Test d'évaluation en CM2 : un outil encore contesté

Publié le 18/01/2010
Dès aujourd'hui et jusqu'à vendredi, quelque 790 000 élèves de CM2 sont évalués en mathématiques et français. Ce test, permettant de faire le point sur les acquis, suscite des réticences chez les syndicats.
Test d'évaluation en CM2 : un outil encore contesté
Test d'évaluation en CM2 : un outil encore contesté
Dès aujourd'hui et jusqu'à vendredi, quelque 790 000 élèves de CM2 sont évalués en mathématiques et français. Ce test, permettant de faire le point sur les acquis, suscite des réticences chez les syndicats.

Le Républicain Lorrain, Lundi le 18 Janvier 2010 / IG
 

 
L'an dernier, la polémique avait déjà été importante pour ces évaluations en CM2. Les prochains tests concerneront les élèves de CE1 du 17 au 21 mai. Photo Thierry NICOLAS
A partir de ce matin, les élèves de CM2 passent une étape importante dans leur cursus : les tests d'évaluation en français et mathématiques. « L'objectif est de donner un instrument aux enseignants pour percevoir les lacunes de leurs élèves afin d'adapter le dispositif d'accompagnement personnalisé » (soutien en petits groupes), indique-t-on au ministère de l'Education nationale.

Au cours de la semaine, les élèves vont passer ces tests selon un planning choisi par leur maître. Les compétences testées en français sont la lecture, l'écriture, la compréhension, le vocabulaire, l'orthographe, la grammaire. On leur demandera de repérer dans un texte des informations explicites, d'utiliser le contexte pour comprendre un mot, d'orthographier sous la dictée un texte simple. En mathématiques, il s'agit de la numération, du calcul, de la géométrie, grandeurs et mesures, organisation et gestion des données. Ils devront écrire et nommer les nombres entiers, décimaux et les fractions, calculer mentalement, de résoudre des problèmes relevant des quatre opérations.

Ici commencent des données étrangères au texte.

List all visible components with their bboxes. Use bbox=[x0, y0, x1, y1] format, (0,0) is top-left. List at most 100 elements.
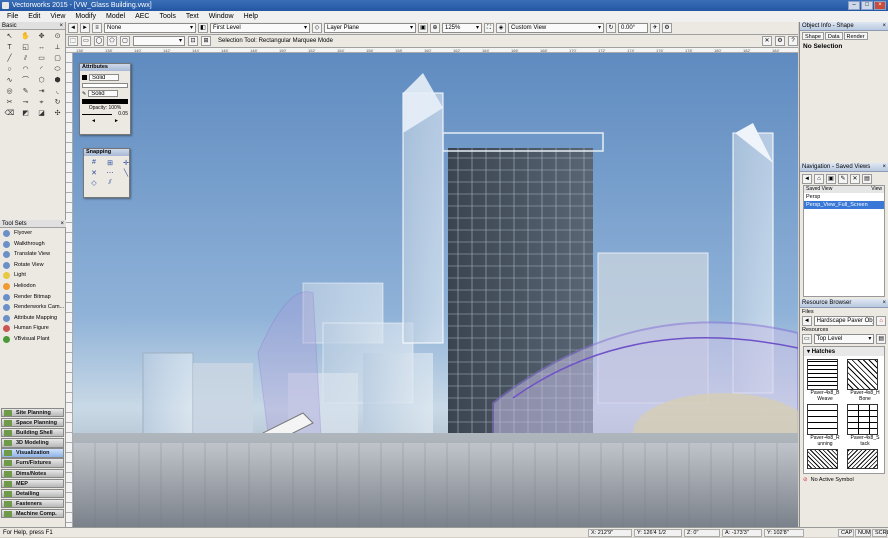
category-furn-fixtures[interactable]: Furn/Fixtures bbox=[1, 458, 64, 467]
handles-icon[interactable]: ⊞ bbox=[201, 36, 211, 46]
polygon-select-icon[interactable]: ⬠ bbox=[107, 36, 117, 46]
resource-item[interactable] bbox=[807, 449, 845, 469]
category-mep[interactable]: MEP bbox=[1, 479, 64, 488]
polyline-tool-icon[interactable]: ⌒ bbox=[18, 76, 33, 86]
connect-tool-icon[interactable]: ⊸ bbox=[18, 98, 33, 108]
menu-view[interactable]: View bbox=[45, 11, 70, 22]
menu-model[interactable]: Model bbox=[101, 11, 130, 22]
close-icon[interactable]: × bbox=[60, 220, 64, 228]
resource-item[interactable]: Paver-4x8_H Bone bbox=[847, 359, 885, 402]
tab-render[interactable]: Render bbox=[844, 32, 868, 40]
callout-tool-icon[interactable]: ◱ bbox=[18, 43, 33, 53]
category-visualization[interactable]: Visualization bbox=[1, 448, 64, 457]
attribute-map-tool-icon[interactable]: ◩ bbox=[18, 109, 33, 119]
reshape-tool-icon[interactable]: ⌖ bbox=[34, 98, 49, 108]
fill-swatch[interactable] bbox=[82, 83, 128, 88]
nav-options-icon[interactable]: ▤ bbox=[862, 174, 872, 184]
drawing-viewport[interactable]: Attributes Solid ✎Solid Opacity: 100% 0.… bbox=[73, 53, 798, 527]
selection-tool-icon[interactable]: ↖ bbox=[2, 32, 17, 42]
snap-object-icon[interactable]: ⊞ bbox=[103, 159, 117, 167]
eraser-tool-icon[interactable]: ⌫ bbox=[2, 109, 17, 119]
arc-tool-icon[interactable]: ◠ bbox=[18, 65, 33, 75]
nav-home-icon[interactable]: ⌂ bbox=[814, 174, 824, 184]
close-icon[interactable]: × bbox=[882, 299, 886, 308]
folder-select[interactable]: Top Level▾ bbox=[814, 334, 875, 344]
tool-render-bitmap[interactable]: Render Bitmap bbox=[0, 292, 66, 303]
lasso-icon[interactable]: ◯ bbox=[94, 36, 104, 46]
freehand-tool-icon[interactable]: ∿ bbox=[2, 76, 17, 86]
view-icon[interactable]: ◈ bbox=[496, 23, 506, 33]
plane-select[interactable]: Layer Plane▾ bbox=[324, 23, 416, 33]
flyover-icon[interactable]: ✈ bbox=[650, 23, 660, 33]
category-space-planning[interactable]: Space Planning bbox=[1, 418, 64, 427]
fill-style-select[interactable]: Solid bbox=[89, 74, 119, 81]
arrow-start-icon[interactable]: ◄ bbox=[91, 118, 96, 124]
maximize-button[interactable]: □ bbox=[861, 1, 873, 10]
rotate-tool-icon[interactable]: ↻ bbox=[50, 98, 65, 108]
tool-options-icon[interactable]: ✕ bbox=[762, 36, 772, 46]
pan-tool-icon[interactable]: ✋ bbox=[18, 32, 33, 42]
settings-icon[interactable]: ⚙ bbox=[775, 36, 785, 46]
file-nav-icon[interactable]: ◄ bbox=[802, 316, 812, 326]
nav-save-view-icon[interactable]: ▣ bbox=[826, 174, 836, 184]
tool-translate-view[interactable]: Translate View bbox=[0, 249, 66, 260]
close-icon[interactable]: × bbox=[882, 163, 886, 172]
polygon-tool-icon[interactable]: ⬡ bbox=[34, 76, 49, 86]
menu-help[interactable]: Help bbox=[239, 11, 263, 22]
tool-flyover[interactable]: Flyover bbox=[0, 228, 66, 239]
pen-style-select[interactable]: Solid bbox=[88, 90, 118, 97]
double-line-tool-icon[interactable]: ⫽ bbox=[18, 54, 33, 64]
tool-attribute-mapping[interactable]: Attribute Mapping bbox=[0, 313, 66, 324]
resource-item[interactable]: Paver-4x8_S tack bbox=[847, 404, 885, 447]
text-tool-icon[interactable]: T bbox=[2, 43, 17, 53]
menu-window[interactable]: Window bbox=[204, 11, 239, 22]
tool-vbvisual-plant[interactable]: VBvisual Plant bbox=[0, 334, 66, 345]
rotate-icon[interactable]: ↻ bbox=[606, 23, 616, 33]
resource-item[interactable] bbox=[847, 449, 885, 469]
resource-item[interactable]: Paver-4x8_R unning bbox=[807, 404, 845, 447]
zoom-icon[interactable]: ⊕ bbox=[430, 23, 440, 33]
nav-back-icon[interactable]: ◄ bbox=[802, 174, 812, 184]
menu-edit[interactable]: Edit bbox=[23, 11, 45, 22]
snap-angle-icon[interactable]: ✛ bbox=[119, 159, 133, 167]
angle-field[interactable]: 0.00° bbox=[618, 23, 648, 33]
render-icon[interactable]: ▣ bbox=[418, 23, 428, 33]
rounded-rect-tool-icon[interactable]: ▢ bbox=[50, 54, 65, 64]
mode-select[interactable]: ▾ bbox=[133, 36, 185, 46]
dimension-tool-icon[interactable]: ↔ bbox=[34, 43, 49, 53]
category-3d-modeling[interactable]: 3D Modeling bbox=[1, 438, 64, 447]
zoom-field[interactable]: 125%▾ bbox=[442, 23, 482, 33]
pen-weight-value[interactable]: 0.05 bbox=[118, 111, 128, 117]
back-icon[interactable]: ◄ bbox=[68, 23, 78, 33]
marquee-icon[interactable]: ▭ bbox=[81, 36, 91, 46]
mirror-tool-icon[interactable]: ⟂ bbox=[50, 43, 65, 53]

Les enseignants transmettront les résultats aux parents, qui sauront où se situe leur enfant.

Le gouvernement se donne comme objectif de diviser par trois la proportion d'élèves ne maîtrisant pas les fondamentaux à la fin du primaire. Ces tests serviront aussi d'« outil de pilotage » au niveau des établissements, des départements, des académies et au niveau national.

Notation

Cette publication des résultats engendre de nombreuses réticences chez trois syndicats d'enseignants du primaire (SNUipp-FSU, SE-Unsa et Sgen-CFDT). Ils ont rappelé « qu'ils refusent toute publication école par école des résultats qui introduirait une logique de concurrence inacceptable au regard des objectifs de l'école publique ». L'an dernier le ministère n'avait pas publié de données permettant de comparer les établissements entre eux. Les syndicats reprochaient également aux tests, qui ont lieu en début du deuxième trimestre, d'évaluer parfois des notions qui n'auraient pas encore été vues en classe.

Ce n'est pas la seule source de défiance des syndicats d'enseignants.

Selon Gilles Moindrot, secrétaire général du Snuipp-FSU, la notation reste trop simplificatrice. Elle ne permet pas toujours d'évaluer ce qui est « partiellement acquis ». « S'il y a une série de dix opérations, la notion est considérée comme acquise s'il y a une faute ou aucune, et non acquise si l'élève a fait plus de deux fautes, qu'il en ait fait deux ou dix ». D'après lui, des sondages effectués sur un échantillon représentatif permettraient d'aboutir au même résultat.

Mais les syndicats n'appellent pas les enseignants à boycotter l'évaluation. L'an dernier, le ministère n'avait reçu que quelque 70 % des résultats d'évaluation, parce que les enseignants n'avaient pas transmis les résultats ou les avaient transmis de façon anonyme, indique le syndicaliste. Une très petite minorité d'enseignants, qui se sont baptisés « désobeisseurs », avait même refusé de les faire passer.